Hybrid Image Processing Methods For Medical Image Examination

Download Hybrid Image Processing Methods For Medical Image Examination PDF/ePub or read online books in Mobi eBooks. Click Download or Read Online button to get Hybrid Image Processing Methods For Medical Image Examination book now. This website allows unlimited access to, at the time of writing, more than 1.5 million titles, including hundreds of thousands of titles in various foreign languages.
Hybrid Image Processing Methods for Medical Image Examination

In view of better results expected from examination of medical datasets (images) with hybrid (integration of thresholding and segmentation) image processing methods, this work focuses on implementation of possible hybrid image examination techniques for medical images. It describes various image thresholding and segmentation methods which are essential for the development of such a hybrid processing tool. Further, this book presents the essential details, such as test image preparation, implementation of a chosen thresholding operation, evaluation of threshold image, and implementation of segmentation procedure and its evaluation, supported by pertinent case studies.
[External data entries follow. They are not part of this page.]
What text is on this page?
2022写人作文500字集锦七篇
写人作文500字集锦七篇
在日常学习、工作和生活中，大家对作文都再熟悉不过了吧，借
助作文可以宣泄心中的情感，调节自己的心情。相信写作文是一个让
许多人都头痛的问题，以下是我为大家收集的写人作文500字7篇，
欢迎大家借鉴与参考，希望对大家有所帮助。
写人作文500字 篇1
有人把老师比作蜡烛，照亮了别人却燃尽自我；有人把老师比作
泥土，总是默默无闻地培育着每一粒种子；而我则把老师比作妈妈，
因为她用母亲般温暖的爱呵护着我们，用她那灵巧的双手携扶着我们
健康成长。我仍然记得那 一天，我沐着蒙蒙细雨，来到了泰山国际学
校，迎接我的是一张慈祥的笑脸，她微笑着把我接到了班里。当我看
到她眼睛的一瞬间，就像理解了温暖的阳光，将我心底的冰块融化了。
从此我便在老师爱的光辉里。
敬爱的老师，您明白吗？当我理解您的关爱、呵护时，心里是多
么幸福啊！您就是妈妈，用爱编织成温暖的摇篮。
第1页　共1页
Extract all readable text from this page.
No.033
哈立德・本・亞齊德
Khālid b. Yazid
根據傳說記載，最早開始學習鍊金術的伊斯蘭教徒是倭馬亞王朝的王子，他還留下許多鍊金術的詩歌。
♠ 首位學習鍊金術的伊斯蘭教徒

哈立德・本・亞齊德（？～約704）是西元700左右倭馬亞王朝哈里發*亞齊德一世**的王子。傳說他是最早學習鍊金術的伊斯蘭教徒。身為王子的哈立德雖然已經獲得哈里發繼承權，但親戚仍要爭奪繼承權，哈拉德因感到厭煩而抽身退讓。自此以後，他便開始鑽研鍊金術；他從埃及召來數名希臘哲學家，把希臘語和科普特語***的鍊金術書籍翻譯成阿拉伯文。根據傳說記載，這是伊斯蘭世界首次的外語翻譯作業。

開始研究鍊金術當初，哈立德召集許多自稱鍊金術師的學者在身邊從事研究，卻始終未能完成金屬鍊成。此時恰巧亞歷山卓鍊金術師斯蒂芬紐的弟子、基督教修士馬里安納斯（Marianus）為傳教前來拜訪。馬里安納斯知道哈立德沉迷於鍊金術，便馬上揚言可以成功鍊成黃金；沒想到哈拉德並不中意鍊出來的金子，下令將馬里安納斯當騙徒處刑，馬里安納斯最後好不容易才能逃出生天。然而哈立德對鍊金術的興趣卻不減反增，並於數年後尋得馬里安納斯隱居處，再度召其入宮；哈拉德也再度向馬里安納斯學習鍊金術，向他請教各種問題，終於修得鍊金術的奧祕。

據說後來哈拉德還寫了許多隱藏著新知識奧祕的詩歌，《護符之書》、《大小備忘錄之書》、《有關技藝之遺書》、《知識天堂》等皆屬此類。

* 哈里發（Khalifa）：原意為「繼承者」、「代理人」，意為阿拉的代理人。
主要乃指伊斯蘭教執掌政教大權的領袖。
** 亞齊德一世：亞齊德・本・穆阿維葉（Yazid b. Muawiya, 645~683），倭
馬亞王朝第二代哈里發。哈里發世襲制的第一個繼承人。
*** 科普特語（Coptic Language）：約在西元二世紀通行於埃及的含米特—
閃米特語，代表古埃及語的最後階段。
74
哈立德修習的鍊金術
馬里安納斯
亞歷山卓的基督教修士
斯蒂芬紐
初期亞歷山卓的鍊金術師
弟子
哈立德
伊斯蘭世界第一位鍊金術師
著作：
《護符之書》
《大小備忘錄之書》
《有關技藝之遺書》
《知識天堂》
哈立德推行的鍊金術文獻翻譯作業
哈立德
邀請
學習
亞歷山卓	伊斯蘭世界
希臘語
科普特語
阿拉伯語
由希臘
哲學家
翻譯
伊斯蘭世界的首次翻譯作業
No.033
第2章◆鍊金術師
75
Aimed at researchers/graduate students in the medical image processing domain, image processing, and computer engineering, this book: Provides broad background on various image thresholding and segmentation techniques Discusses information on various assessment metrics and the confusion matrix Proposes integration of the thresholding technique with the bio-inspired algorithms Explores case studies including MRI, CT, dermoscopy, and ultrasound images Includes separate chapters on machine learning and deep learning for medical image processing
Magnetic Resonance Imaging

Magnetic Resonance Imaging: Recording, Reconstruction and Assessment gives a detailed overview of magnetic resonance imaging (MRI), along with its applications and challenges. The book explores the abnormalities in internal human organs using MRI techniques while also featuring case studies that illustrate measures used. In addition, it explores precautionary measures used during MRI based imaging, the selection of appropriate contrast agents, and the selection of the appropriate modality during the image registration. Sections introduce medical imaging, the use of MRI in brain, cardiac, lung and kidney detection, and also discuss both 2D and 3D imaging techniques and various MRI modalities. This volume will be of interest to researchers, engineers and medical professionals involved in the development and use of MRI systems. - Discusses challenges and issues faced, as well as safety precautions to be followed - Features case studies with benchmark MRIs existing in the literature - Introduces computer-based assessment (Machine Learning and Deep Learning) of the MRI based on its 2D slices
Digital Future of Healthcare

This book focuses on the applications of different digital platforms in the field of healthcare. It describes different devices used in digital healthcare, their benefits, diagnosis, use in treatment, and use cases related to mobile healthcare. Further, it covers machine and deep learning, blockchain technology, big data analytics as relevant to digital healthcare, telehealth technology, and digital applications in the field of push-and-pull pharma marketing. Overall, it enables readers to understand the basics of decision-making processes using digital techniques for the healthcare field. Features: Discusses various aspects of digitization of healthcare systems Examines deployment of machine learning including IoT and medical analytics Provides studies on the design, implementation, development, and management of intelligent healthcare systems Includes sensor-based digitization of healthcare data Reviews real-time advancement and challenges of digital communication in the field of healthcare This book is aimed at researchers and graduate students in healthcare, internet of things, machine learning, computer science, robotics, wearables, electrical engineering, and biomedical engineering.